Molto importante il ruolo nel Progetto LIFE-Food Waste StandUp della distribuzione. «La realizzazione di un progetto di filiera sul tema della lotta allo spreco e del recupero delle eccedenze alimentari – dice Giovanni Cobolli Gigli, presidente di Federdistribuzione – è un fatto di grande rilievo. Insieme agli altri partner potremo avere una forza d’urto significativa per stimolare comportamenti virtuosi nel mondo delle imprese e dei consumatori, con impatti positivi sulla società e sull’ambiente. La recente legge approvata dal Parlamento crea un contesto più favorevole a un aumento delle donazioni: sarà compito di Federdistribuzione sensibilizzare ulteriormente il settore della distribuzione, consapevole e già impegnato in iniziative concrete». Secondo Cobolli Gigli è necessario lavorare “in ogni regione d’Italia affinché si possano intraprendere in modo ancora più convinto azioni per dare una seconda vita a prodotti alimentari perfettamente commestibili. Nell’ambito del progetto LIFE gireremo tutto il Paese per parlare alle amministrazioni locali e per aprire nuove collaborazioni tra le nostre imprese e le istituzioni del territorio, con l’obiettivo di contribuire, attraverso le donazioni, a migliorare le condizioni delle persone che si trovano in situazioni di bisogno e ridurre l’impatto sull’ambiente attraverso un utilizzo sostenibile delle risorse”.

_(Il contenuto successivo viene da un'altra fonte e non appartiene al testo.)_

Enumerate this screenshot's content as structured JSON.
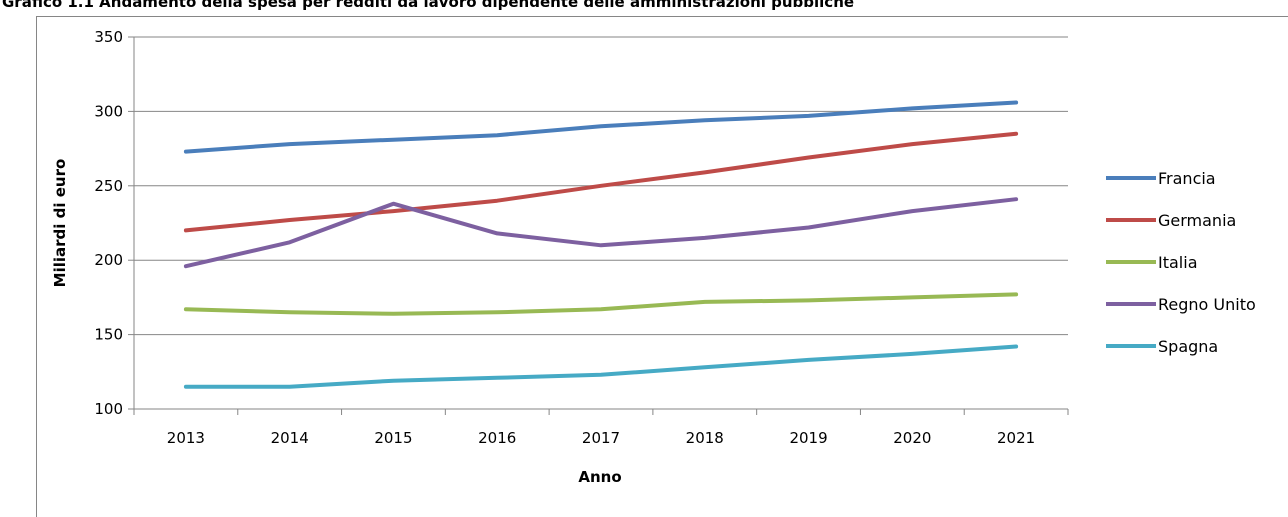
{
  "page": {
    "title": "Grafico 1.1 Andamento della spesa per redditi da lavoro dipendente delle amministrazioni pubbliche"
  },
  "chart_data": {
    "type": "line",
    "title": "",
    "xlabel": "Anno",
    "ylabel": "Miliardi di euro",
    "categories": [
      "2013",
      "2014",
      "2015",
      "2016",
      "2017",
      "2018",
      "2019",
      "2020",
      "2021"
    ],
    "ylim": [
      100,
      350
    ],
    "yticks": [
      "100",
      "150",
      "200",
      "250",
      "300",
      "350"
    ],
    "grid": true,
    "legend_position": "right",
    "series": [
      {
        "name": "Francia",
        "color": "#4a7ebb",
        "values": [
          273,
          278,
          281,
          284,
          290,
          294,
          297,
          302,
          306
        ]
      },
      {
        "name": "Germania",
        "color": "#be4b48",
        "values": [
          220,
          227,
          233,
          240,
          250,
          259,
          269,
          278,
          285
        ]
      },
      {
        "name": "Italia",
        "color": "#98b954",
        "values": [
          167,
          165,
          164,
          165,
          167,
          172,
          173,
          175,
          177
        ]
      },
      {
        "name": "Regno Unito",
        "color": "#7d60a0",
        "values": [
          196,
          212,
          238,
          218,
          210,
          215,
          222,
          233,
          241
        ]
      },
      {
        "name": "Spagna",
        "color": "#46aac5",
        "values": [
          115,
          115,
          119,
          121,
          123,
          128,
          133,
          137,
          142
        ]
      }
    ]
  }
}
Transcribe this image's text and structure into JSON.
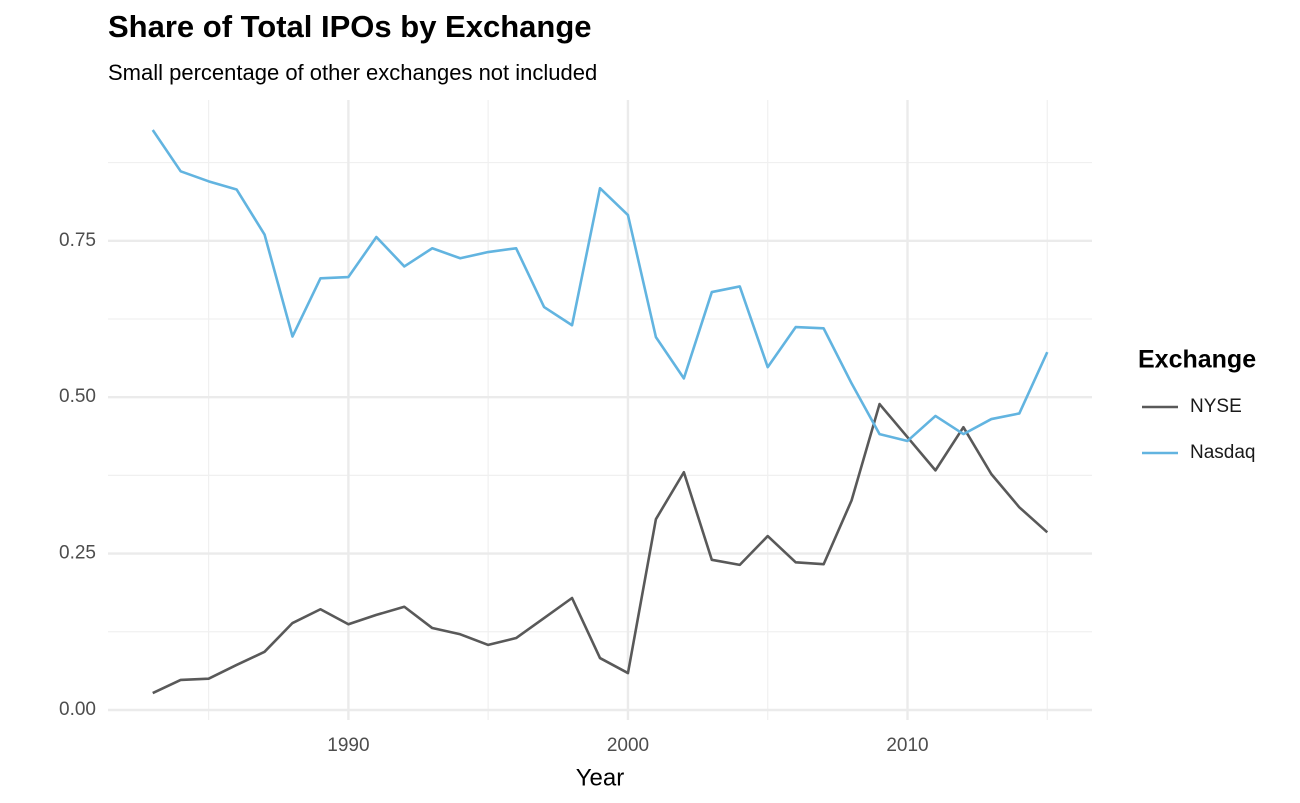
{
  "chart_data": {
    "type": "line",
    "title": "Share of Total IPOs by Exchange",
    "subtitle": "Small percentage of other exchanges not included",
    "x_label": "Year",
    "legend_title": "Exchange",
    "legend_position": "right",
    "grid": true,
    "x": [
      1983,
      1984,
      1985,
      1986,
      1987,
      1988,
      1989,
      1990,
      1991,
      1992,
      1993,
      1994,
      1995,
      1996,
      1997,
      1998,
      1999,
      2000,
      2001,
      2002,
      2003,
      2004,
      2005,
      2006,
      2007,
      2008,
      2009,
      2010,
      2011,
      2012,
      2013,
      2014,
      2015
    ],
    "series": [
      {
        "name": "NYSE",
        "color": "#595959",
        "values": [
          0.027,
          0.048,
          0.05,
          0.072,
          0.093,
          0.139,
          0.161,
          0.137,
          0.152,
          0.165,
          0.131,
          0.121,
          0.104,
          0.115,
          0.147,
          0.179,
          0.083,
          0.059,
          0.305,
          0.38,
          0.24,
          0.232,
          0.278,
          0.236,
          0.233,
          0.335,
          0.489,
          0.436,
          0.383,
          0.452,
          0.377,
          0.324,
          0.284
        ]
      },
      {
        "name": "Nasdaq",
        "color": "#62b4e0",
        "values": [
          0.927,
          0.861,
          0.845,
          0.832,
          0.76,
          0.597,
          0.69,
          0.692,
          0.756,
          0.709,
          0.738,
          0.722,
          0.732,
          0.738,
          0.644,
          0.615,
          0.834,
          0.791,
          0.596,
          0.53,
          0.668,
          0.677,
          0.548,
          0.612,
          0.61,
          0.522,
          0.441,
          0.43,
          0.47,
          0.441,
          0.465,
          0.474,
          0.572
        ]
      }
    ],
    "xlim": [
      1981.4,
      2016.6
    ],
    "xticks": [
      1990,
      2000,
      2010
    ],
    "ylim": [
      -0.016,
      0.975
    ],
    "yticks": [
      {
        "value": 0,
        "label": "0.00"
      },
      0.25,
      {
        "value": 0.5,
        "label": "0.50"
      },
      0.75
    ]
  }
}
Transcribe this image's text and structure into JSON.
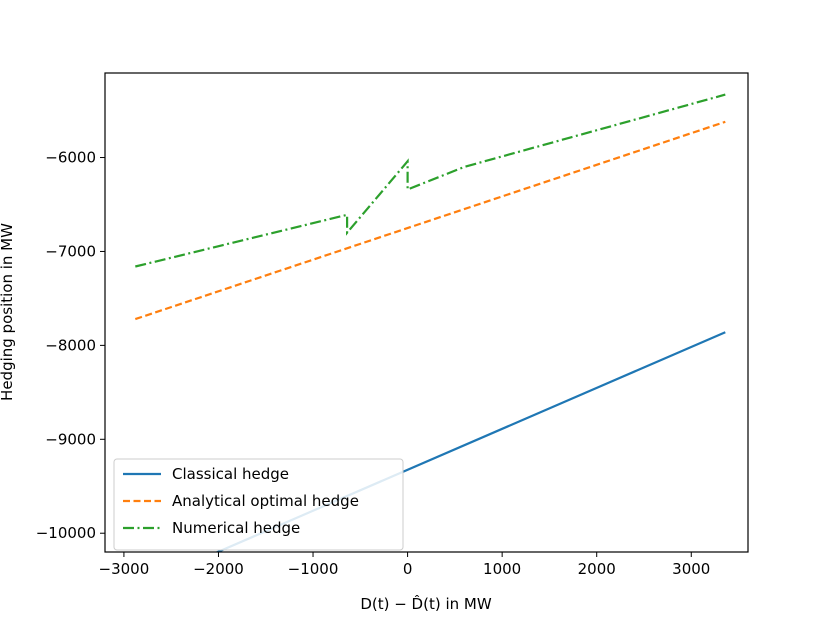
{
  "chart_data": {
    "type": "line",
    "title": "",
    "xlabel": "D(t) − D̂(t) in MW",
    "ylabel": "Hedging position in MW",
    "xlim": [
      -3200,
      3600
    ],
    "ylim": [
      -10200,
      -5100
    ],
    "xticks": [
      -3000,
      -2000,
      -1000,
      0,
      1000,
      2000,
      3000
    ],
    "xtick_labels": [
      "−3000",
      "−2000",
      "−1000",
      "0",
      "1000",
      "2000",
      "3000"
    ],
    "yticks": [
      -10000,
      -9000,
      -8000,
      -7000,
      -6000
    ],
    "ytick_labels": [
      "−10000",
      "−9000",
      "−8000",
      "−7000",
      "−6000"
    ],
    "grid": false,
    "legend_position": "lower-left",
    "series": [
      {
        "name": "Classical hedge",
        "color": "#1f77b4",
        "style": "solid",
        "x": [
          -2880,
          3360
        ],
        "y": [
          -10580,
          -7860
        ]
      },
      {
        "name": "Analytical optimal hedge",
        "color": "#ff7f0e",
        "style": "dashed",
        "x": [
          -2880,
          3360
        ],
        "y": [
          -7720,
          -5620
        ]
      },
      {
        "name": "Numerical hedge",
        "color": "#2ca02c",
        "style": "dashdot",
        "x": [
          -2880,
          -640,
          -640,
          0,
          0,
          600,
          3360
        ],
        "y": [
          -7160,
          -6610,
          -6800,
          -6040,
          -6340,
          -6100,
          -5330
        ]
      }
    ]
  }
}
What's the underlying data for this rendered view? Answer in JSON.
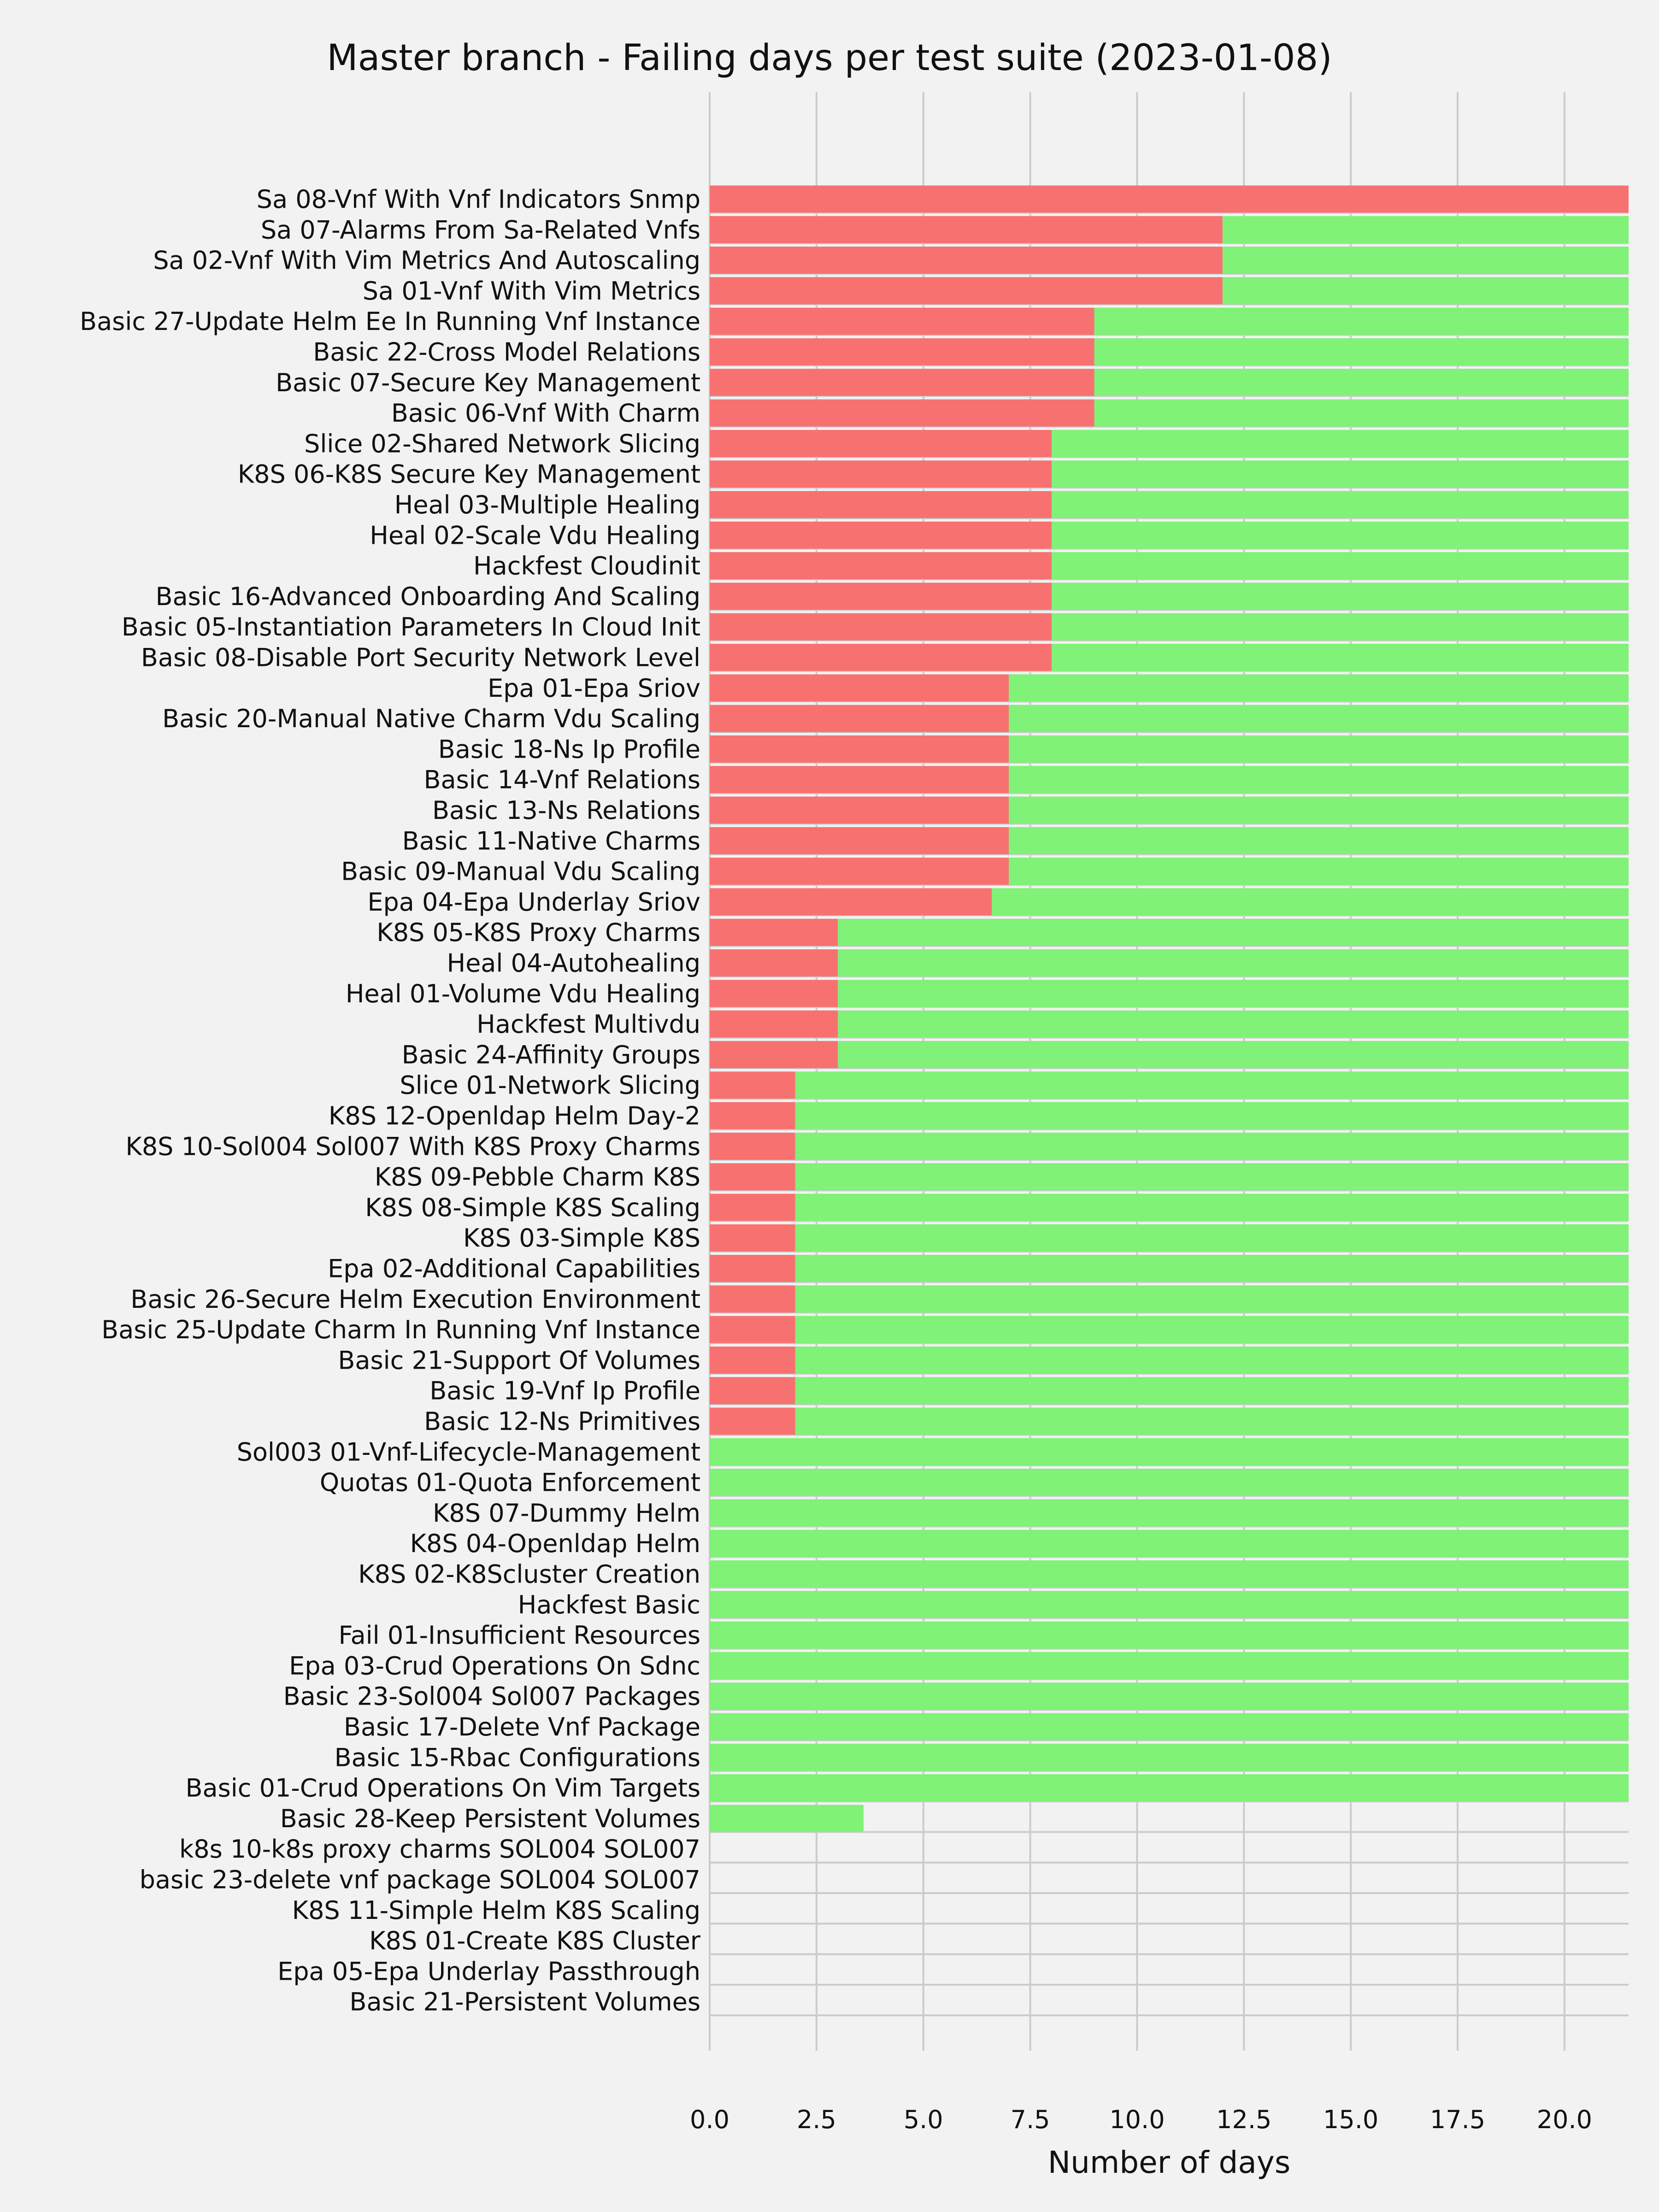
{
  "chart_data": {
    "type": "bar",
    "orientation": "horizontal",
    "stacked": true,
    "title": "Master branch - Failing days per test suite (2023-01-08)",
    "xlabel": "Number of days",
    "ylabel": "",
    "xlim": [
      0,
      21.5
    ],
    "xticks": [
      "0.0",
      "2.5",
      "5.0",
      "7.5",
      "10.0",
      "12.5",
      "15.0",
      "17.5",
      "20.0"
    ],
    "grid": "vertical",
    "categories": [
      "Sa 08-Vnf With Vnf Indicators Snmp",
      "Sa 07-Alarms From Sa-Related Vnfs",
      "Sa 02-Vnf With Vim Metrics And Autoscaling",
      "Sa 01-Vnf With Vim Metrics",
      "Basic 27-Update Helm Ee In Running Vnf Instance",
      "Basic 22-Cross Model Relations",
      "Basic 07-Secure Key Management",
      "Basic 06-Vnf With Charm",
      "Slice 02-Shared Network Slicing",
      "K8S 06-K8S Secure Key Management",
      "Heal 03-Multiple Healing",
      "Heal 02-Scale Vdu Healing",
      "Hackfest Cloudinit",
      "Basic 16-Advanced Onboarding And Scaling",
      "Basic 05-Instantiation Parameters In Cloud Init",
      "Basic 08-Disable Port Security Network Level",
      "Epa 01-Epa Sriov",
      "Basic 20-Manual Native Charm Vdu Scaling",
      "Basic 18-Ns Ip Profile",
      "Basic 14-Vnf Relations",
      "Basic 13-Ns Relations",
      "Basic 11-Native Charms",
      "Basic 09-Manual Vdu Scaling",
      "Epa 04-Epa Underlay Sriov",
      "K8S 05-K8S Proxy Charms",
      "Heal 04-Autohealing",
      "Heal 01-Volume Vdu Healing",
      "Hackfest Multivdu",
      "Basic 24-Affinity Groups",
      "Slice 01-Network Slicing",
      "K8S 12-Openldap Helm Day-2",
      "K8S 10-Sol004 Sol007 With K8S Proxy Charms",
      "K8S 09-Pebble Charm K8S",
      "K8S 08-Simple K8S Scaling",
      "K8S 03-Simple K8S",
      "Epa 02-Additional Capabilities",
      "Basic 26-Secure Helm Execution Environment",
      "Basic 25-Update Charm In Running Vnf Instance",
      "Basic 21-Support Of Volumes",
      "Basic 19-Vnf Ip Profile",
      "Basic 12-Ns Primitives",
      "Sol003 01-Vnf-Lifecycle-Management",
      "Quotas 01-Quota Enforcement",
      "K8S 07-Dummy Helm",
      "K8S 04-Openldap Helm",
      "K8S 02-K8Scluster Creation",
      "Hackfest Basic",
      "Fail 01-Insufficient Resources",
      "Epa 03-Crud Operations On Sdnc",
      "Basic 23-Sol004 Sol007 Packages",
      "Basic 17-Delete Vnf Package",
      "Basic 15-Rbac Configurations",
      "Basic 01-Crud Operations On Vim Targets",
      "Basic 28-Keep Persistent Volumes",
      "k8s 10-k8s proxy charms SOL004 SOL007",
      "basic 23-delete vnf package SOL004 SOL007",
      "K8S 11-Simple Helm K8S Scaling",
      "K8S 01-Create K8S Cluster",
      "Epa 05-Epa Underlay Passthrough",
      "Basic 21-Persistent Volumes"
    ],
    "series": [
      {
        "color": "#f87171",
        "values": [
          21.5,
          12,
          12,
          12,
          9,
          9,
          9,
          9,
          8,
          8,
          8,
          8,
          8,
          8,
          8,
          8,
          7,
          7,
          7,
          7,
          7,
          7,
          7,
          6.6,
          3,
          3,
          3,
          3,
          3,
          2,
          2,
          2,
          2,
          2,
          2,
          2,
          2,
          2,
          2,
          2,
          2,
          0,
          0,
          0,
          0,
          0,
          0,
          0,
          0,
          0,
          0,
          0,
          0,
          0,
          0,
          0,
          0,
          0,
          0,
          0
        ]
      },
      {
        "color": "#7ff277",
        "values": [
          0,
          9.5,
          9.5,
          9.5,
          12.5,
          12.5,
          12.5,
          12.5,
          13.5,
          13.5,
          13.5,
          13.5,
          13.5,
          13.5,
          13.5,
          13.5,
          14.5,
          14.5,
          14.5,
          14.5,
          14.5,
          14.5,
          14.5,
          14.9,
          18.5,
          18.5,
          18.5,
          18.5,
          18.5,
          19.5,
          19.5,
          19.5,
          19.5,
          19.5,
          19.5,
          19.5,
          19.5,
          19.5,
          19.5,
          19.5,
          19.5,
          21.5,
          21.5,
          21.5,
          21.5,
          21.5,
          21.5,
          21.5,
          21.5,
          21.5,
          21.5,
          21.5,
          21.5,
          3.6,
          0,
          0,
          0,
          0,
          0,
          0
        ]
      }
    ]
  }
}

Per il ministro Martina l’Italia “si riconferma protagonista della lotta allo spreco alimentare e alla guida di un progetto sperimentale virtuoso che vede un gioco di squadra importantissimo”. Il ministro ricorda l’esempio positivo di Expo e intravede un traguardo molto simbolico: «Siamo sempre più vicini all’obiettivo di recuperare un milione di tonnellate di cibo distribuito a chi ne ha bisogno grazie al prezioso aiuto degli enti caritativi».

«Una delle principali eredità che Expo ha lasciato al mondo è la riacquisita sacralità del cibo – fa notare Luigi Scordamaglia, presidente di Federalimentare – e anche se nello stadio della trasformazione industriale l’eccedenza pesa solo per il 3% del totale, la lotta allo spreco è una priorità assoluta per l’industria alimentare italiana». E se Andrea Giussani, presidente del Banco Alimentare, si dice “molto contento di far parte di questa squadra e di mettere a disposizione tutte le nostre competenze per lavorare al meglio nei prossimi tre anni con i nostri partner”, Massimiliano Dona, segretario generale dell’Unione Nazionale Consumatori, pensa che “solo con una grande alleanza tra chi produce, vende e consuma si potrà vincere la sfida agli sprechi alimentari”.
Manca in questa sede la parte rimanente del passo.